There’s a host of wonderful other characters, both good and evil and everything in between. Conrad, Jemima the elephant, the Lady of the Lake (well, the Locum of the Lake – someone had to fill in), Edwin, and more – they’re such fun to meet. Women take a strong role in this book, and while he may be the male lead, Humphrey is an admirable straight man to the various female roles without losing his own quirky personality. Edwin is deliciously evil and self-absorbed, and I love that Phillips allows him to revel in being so unrelentingly awful. |Tony the Outlaw is hysterical, and will be immediately familiar to anyone who’s had construction work done recently.

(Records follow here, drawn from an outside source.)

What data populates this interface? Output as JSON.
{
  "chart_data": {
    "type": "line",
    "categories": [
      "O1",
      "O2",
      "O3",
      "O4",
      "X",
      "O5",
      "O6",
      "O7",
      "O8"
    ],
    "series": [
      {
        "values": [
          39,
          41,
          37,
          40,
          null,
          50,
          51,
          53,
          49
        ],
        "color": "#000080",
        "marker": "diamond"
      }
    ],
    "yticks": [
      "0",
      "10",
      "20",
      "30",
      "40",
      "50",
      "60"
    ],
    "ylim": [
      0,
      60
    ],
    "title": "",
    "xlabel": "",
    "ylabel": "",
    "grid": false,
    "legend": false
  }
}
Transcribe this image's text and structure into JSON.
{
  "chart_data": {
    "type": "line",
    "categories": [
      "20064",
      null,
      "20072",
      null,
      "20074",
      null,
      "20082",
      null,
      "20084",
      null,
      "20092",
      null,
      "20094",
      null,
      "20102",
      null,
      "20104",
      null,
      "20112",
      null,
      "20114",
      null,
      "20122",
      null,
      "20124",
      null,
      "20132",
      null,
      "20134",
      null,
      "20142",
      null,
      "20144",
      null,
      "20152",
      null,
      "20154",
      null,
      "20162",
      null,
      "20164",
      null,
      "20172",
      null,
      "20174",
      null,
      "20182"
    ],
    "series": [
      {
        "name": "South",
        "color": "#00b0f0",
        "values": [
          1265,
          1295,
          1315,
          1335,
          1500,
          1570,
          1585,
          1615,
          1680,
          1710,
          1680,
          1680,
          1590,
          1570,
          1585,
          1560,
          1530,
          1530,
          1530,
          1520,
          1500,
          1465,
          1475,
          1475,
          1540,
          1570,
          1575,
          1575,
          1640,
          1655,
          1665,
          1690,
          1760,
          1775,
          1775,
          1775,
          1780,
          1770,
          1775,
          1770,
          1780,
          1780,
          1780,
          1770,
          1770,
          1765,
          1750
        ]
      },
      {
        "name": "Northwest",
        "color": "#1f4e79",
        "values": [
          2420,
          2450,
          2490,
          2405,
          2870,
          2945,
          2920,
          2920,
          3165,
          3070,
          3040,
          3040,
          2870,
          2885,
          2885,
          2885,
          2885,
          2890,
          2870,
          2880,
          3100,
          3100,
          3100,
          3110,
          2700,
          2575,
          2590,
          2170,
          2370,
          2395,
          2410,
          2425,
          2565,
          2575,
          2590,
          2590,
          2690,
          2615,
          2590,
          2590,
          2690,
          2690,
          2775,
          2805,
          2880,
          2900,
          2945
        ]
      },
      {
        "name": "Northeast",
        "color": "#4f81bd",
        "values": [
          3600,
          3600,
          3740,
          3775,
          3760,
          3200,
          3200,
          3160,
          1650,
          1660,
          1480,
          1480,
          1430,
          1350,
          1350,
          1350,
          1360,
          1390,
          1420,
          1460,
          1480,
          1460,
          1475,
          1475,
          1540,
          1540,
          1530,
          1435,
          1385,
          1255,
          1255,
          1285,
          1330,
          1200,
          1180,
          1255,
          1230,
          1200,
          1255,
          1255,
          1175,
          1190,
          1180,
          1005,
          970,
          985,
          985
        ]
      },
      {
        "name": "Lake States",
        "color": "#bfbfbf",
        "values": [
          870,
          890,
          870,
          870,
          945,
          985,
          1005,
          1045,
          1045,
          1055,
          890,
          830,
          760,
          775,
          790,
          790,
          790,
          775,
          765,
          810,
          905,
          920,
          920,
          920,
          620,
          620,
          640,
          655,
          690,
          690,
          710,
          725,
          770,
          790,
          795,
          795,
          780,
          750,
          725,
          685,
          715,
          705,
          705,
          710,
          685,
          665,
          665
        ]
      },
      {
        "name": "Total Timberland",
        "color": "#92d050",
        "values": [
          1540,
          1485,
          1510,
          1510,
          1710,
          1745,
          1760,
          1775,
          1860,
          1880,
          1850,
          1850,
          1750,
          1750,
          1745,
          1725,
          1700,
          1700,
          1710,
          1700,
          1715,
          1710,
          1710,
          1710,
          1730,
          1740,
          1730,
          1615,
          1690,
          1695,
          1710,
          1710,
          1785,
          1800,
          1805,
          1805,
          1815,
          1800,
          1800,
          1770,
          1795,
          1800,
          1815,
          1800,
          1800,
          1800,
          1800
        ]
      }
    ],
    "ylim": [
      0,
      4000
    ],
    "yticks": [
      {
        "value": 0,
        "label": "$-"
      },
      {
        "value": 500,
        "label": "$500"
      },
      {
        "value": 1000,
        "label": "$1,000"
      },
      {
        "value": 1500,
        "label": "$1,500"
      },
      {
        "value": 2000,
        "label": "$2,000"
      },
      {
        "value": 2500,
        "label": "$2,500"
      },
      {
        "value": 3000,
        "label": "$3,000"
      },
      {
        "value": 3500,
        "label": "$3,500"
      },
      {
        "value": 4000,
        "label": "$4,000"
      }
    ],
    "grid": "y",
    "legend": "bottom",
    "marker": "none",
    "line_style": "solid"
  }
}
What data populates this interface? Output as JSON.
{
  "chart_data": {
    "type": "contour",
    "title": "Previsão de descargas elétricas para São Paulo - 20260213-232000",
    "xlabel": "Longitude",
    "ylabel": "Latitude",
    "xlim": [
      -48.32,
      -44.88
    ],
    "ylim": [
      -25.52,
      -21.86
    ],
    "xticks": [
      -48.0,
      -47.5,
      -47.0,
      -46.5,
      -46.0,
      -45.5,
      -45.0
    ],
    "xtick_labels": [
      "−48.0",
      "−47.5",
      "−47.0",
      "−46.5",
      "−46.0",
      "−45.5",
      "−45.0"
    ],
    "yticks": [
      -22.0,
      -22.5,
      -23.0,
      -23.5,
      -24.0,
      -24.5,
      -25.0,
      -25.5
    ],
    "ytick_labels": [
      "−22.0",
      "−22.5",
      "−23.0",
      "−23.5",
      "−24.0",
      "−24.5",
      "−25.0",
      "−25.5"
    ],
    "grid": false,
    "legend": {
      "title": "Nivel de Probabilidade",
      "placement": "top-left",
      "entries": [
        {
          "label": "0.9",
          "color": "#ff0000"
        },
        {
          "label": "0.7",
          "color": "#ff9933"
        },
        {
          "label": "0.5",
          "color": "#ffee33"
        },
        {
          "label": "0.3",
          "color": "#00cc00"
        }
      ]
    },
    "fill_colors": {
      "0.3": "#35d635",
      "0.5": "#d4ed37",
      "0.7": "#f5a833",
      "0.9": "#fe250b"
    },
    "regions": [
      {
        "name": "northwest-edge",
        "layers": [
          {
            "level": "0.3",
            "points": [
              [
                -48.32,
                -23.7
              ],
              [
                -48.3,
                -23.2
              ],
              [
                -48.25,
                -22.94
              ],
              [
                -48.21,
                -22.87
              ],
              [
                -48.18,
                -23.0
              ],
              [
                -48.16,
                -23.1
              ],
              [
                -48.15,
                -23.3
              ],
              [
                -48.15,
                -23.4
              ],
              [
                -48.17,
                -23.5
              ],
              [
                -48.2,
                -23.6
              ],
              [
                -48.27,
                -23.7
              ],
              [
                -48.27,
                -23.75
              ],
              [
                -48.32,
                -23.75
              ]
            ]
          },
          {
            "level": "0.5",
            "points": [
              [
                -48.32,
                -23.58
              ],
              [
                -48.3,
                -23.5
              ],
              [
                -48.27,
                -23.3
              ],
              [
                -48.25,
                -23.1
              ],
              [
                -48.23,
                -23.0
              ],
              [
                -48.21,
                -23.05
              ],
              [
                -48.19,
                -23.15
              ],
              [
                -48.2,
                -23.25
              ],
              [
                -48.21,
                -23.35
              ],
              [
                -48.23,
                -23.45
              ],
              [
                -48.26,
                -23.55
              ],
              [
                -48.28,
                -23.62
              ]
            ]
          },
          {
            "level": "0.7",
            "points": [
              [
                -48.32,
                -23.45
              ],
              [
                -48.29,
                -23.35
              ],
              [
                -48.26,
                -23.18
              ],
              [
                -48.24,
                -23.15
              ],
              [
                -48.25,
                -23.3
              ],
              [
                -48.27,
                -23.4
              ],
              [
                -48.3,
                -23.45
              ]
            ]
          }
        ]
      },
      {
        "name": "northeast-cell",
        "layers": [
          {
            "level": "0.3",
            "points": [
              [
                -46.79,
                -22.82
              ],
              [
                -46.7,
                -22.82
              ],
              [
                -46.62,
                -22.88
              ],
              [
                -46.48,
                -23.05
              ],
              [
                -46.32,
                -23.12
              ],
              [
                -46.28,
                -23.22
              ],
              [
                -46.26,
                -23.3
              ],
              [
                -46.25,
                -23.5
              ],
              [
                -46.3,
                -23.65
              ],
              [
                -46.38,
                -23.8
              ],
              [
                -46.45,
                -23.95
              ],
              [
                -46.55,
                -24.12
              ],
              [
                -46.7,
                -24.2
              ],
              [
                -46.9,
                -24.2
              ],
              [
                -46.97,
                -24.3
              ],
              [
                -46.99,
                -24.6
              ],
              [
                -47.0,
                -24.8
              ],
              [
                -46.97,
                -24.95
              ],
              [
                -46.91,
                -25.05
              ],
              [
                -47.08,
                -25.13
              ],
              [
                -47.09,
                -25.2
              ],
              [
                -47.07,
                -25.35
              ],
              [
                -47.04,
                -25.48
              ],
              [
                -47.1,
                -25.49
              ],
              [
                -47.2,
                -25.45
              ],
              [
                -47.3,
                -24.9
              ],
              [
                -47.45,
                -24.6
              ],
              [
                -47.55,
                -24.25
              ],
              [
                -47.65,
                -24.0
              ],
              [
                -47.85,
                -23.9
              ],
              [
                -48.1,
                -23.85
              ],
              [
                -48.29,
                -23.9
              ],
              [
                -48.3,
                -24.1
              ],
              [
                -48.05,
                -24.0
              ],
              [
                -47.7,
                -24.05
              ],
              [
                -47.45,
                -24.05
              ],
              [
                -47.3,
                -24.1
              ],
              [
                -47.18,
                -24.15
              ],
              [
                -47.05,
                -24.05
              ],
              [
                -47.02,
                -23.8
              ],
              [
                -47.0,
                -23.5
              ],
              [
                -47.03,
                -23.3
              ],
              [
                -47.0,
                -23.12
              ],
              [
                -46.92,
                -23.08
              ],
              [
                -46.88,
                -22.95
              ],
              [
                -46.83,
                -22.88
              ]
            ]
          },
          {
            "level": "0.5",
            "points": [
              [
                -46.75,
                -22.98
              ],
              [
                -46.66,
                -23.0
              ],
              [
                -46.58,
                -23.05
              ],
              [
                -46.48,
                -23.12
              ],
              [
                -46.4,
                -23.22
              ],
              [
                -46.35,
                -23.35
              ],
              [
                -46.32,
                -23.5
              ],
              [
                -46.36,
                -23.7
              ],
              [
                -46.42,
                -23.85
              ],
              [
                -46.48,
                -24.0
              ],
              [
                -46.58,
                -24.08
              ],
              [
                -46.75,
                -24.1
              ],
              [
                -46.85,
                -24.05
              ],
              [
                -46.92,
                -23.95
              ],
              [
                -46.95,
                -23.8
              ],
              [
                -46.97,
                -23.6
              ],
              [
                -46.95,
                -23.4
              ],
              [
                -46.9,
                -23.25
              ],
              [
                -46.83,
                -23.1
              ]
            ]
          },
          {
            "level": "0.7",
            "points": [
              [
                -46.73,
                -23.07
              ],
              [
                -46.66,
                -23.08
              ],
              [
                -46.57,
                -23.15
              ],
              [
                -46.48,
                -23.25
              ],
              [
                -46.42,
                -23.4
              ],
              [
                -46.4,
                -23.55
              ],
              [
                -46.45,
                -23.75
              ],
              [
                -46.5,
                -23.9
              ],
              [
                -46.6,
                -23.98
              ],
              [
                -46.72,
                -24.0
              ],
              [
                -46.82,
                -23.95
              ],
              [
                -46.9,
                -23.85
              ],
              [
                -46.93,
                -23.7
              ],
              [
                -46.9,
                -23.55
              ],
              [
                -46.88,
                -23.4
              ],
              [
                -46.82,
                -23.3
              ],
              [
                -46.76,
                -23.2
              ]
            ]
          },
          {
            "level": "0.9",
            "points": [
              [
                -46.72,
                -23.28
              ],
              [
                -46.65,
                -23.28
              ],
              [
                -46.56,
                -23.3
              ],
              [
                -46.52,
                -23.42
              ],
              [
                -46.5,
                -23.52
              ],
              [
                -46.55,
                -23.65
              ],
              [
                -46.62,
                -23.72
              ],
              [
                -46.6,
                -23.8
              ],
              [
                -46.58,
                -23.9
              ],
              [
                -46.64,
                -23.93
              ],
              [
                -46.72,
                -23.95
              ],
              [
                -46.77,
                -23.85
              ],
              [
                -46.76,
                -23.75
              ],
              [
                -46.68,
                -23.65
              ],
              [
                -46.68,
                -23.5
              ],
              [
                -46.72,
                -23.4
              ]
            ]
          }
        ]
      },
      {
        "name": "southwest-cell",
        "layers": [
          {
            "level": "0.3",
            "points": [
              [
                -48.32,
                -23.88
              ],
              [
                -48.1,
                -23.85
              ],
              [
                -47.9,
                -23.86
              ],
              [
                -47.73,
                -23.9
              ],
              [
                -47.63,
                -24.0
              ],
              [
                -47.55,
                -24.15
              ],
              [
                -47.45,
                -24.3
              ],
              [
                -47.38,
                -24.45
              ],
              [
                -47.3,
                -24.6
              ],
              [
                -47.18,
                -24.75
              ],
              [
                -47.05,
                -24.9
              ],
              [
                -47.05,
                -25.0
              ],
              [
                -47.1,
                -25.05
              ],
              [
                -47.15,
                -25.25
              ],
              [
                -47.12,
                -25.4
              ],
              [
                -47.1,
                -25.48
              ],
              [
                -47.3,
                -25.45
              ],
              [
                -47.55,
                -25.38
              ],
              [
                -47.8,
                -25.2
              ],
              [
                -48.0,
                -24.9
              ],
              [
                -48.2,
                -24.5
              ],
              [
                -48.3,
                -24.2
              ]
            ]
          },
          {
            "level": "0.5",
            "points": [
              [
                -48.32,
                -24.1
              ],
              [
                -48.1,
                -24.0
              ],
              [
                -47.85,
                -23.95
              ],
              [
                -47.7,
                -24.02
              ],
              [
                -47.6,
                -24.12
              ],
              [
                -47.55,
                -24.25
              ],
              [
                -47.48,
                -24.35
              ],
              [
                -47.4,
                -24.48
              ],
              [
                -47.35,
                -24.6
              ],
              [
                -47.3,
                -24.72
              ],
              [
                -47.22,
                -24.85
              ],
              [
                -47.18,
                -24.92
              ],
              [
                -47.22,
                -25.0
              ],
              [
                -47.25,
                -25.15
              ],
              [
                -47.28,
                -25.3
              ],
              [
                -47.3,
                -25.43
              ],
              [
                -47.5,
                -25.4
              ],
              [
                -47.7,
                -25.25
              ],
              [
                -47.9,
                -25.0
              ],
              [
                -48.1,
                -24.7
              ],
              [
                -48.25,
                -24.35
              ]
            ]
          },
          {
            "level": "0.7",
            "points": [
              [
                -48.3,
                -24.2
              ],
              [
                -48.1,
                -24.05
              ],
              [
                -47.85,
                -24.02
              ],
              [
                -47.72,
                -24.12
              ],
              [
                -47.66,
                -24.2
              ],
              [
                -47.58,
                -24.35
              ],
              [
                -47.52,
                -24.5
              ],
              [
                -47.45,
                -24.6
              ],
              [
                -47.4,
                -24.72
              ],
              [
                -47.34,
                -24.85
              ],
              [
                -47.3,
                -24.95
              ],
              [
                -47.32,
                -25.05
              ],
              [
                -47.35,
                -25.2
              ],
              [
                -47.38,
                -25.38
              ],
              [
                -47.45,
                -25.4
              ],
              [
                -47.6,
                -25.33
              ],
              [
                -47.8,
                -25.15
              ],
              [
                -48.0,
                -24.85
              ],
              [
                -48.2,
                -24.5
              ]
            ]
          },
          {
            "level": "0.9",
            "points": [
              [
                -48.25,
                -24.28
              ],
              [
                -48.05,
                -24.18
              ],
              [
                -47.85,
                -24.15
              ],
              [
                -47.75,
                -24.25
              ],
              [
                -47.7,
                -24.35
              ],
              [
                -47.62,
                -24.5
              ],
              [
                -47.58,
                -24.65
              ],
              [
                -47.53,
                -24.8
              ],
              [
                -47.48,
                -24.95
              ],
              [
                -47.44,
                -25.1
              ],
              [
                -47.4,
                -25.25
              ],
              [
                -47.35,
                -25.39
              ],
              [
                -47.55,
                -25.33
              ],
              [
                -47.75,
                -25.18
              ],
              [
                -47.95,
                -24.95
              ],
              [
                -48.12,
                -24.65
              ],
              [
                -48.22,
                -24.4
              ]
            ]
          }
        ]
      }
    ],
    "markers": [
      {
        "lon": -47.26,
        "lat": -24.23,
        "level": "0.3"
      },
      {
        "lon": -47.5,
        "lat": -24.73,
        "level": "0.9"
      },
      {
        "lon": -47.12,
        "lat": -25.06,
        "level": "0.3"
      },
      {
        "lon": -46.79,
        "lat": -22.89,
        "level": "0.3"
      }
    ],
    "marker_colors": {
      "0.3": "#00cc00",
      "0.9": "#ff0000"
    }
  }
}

I noticed that there isn’t any kind of deliberate mocking of any particular person in this book. Everyone takes their knocks, and there is no maliciousness towards any one group (well, except for the aforementioned Edwin, as you’ll find yourself booing him like a high-class panto villain). In fact, it’s fair to say that Phillips turns some of the usual targets around, giving the best qualities to those characters who might otherwise have been sidelined, and placing the conventionally “perfect” characters in the most awkward situations you could imagine.
Marketing materials for this book refer to it as “The Princess Bride meets Monty Python and the Holy Grail ” and while that’s absolutely true, you don’t need a familiarity with either – or even of Arthurian legend, although it will let you in on some of the best jokes – in order to enjoy this book. Looking for that perfect clever read that you’ll share with friends and quote to each other for months to follow? This is the only one on your list.
The Table of Less Valued Knights was provided by Random House of Canada in exchange for an honest review. It is available for purchase from your favourite indie bookstore and other fine booksellers. ISBN: 9780307359940, 320 pages.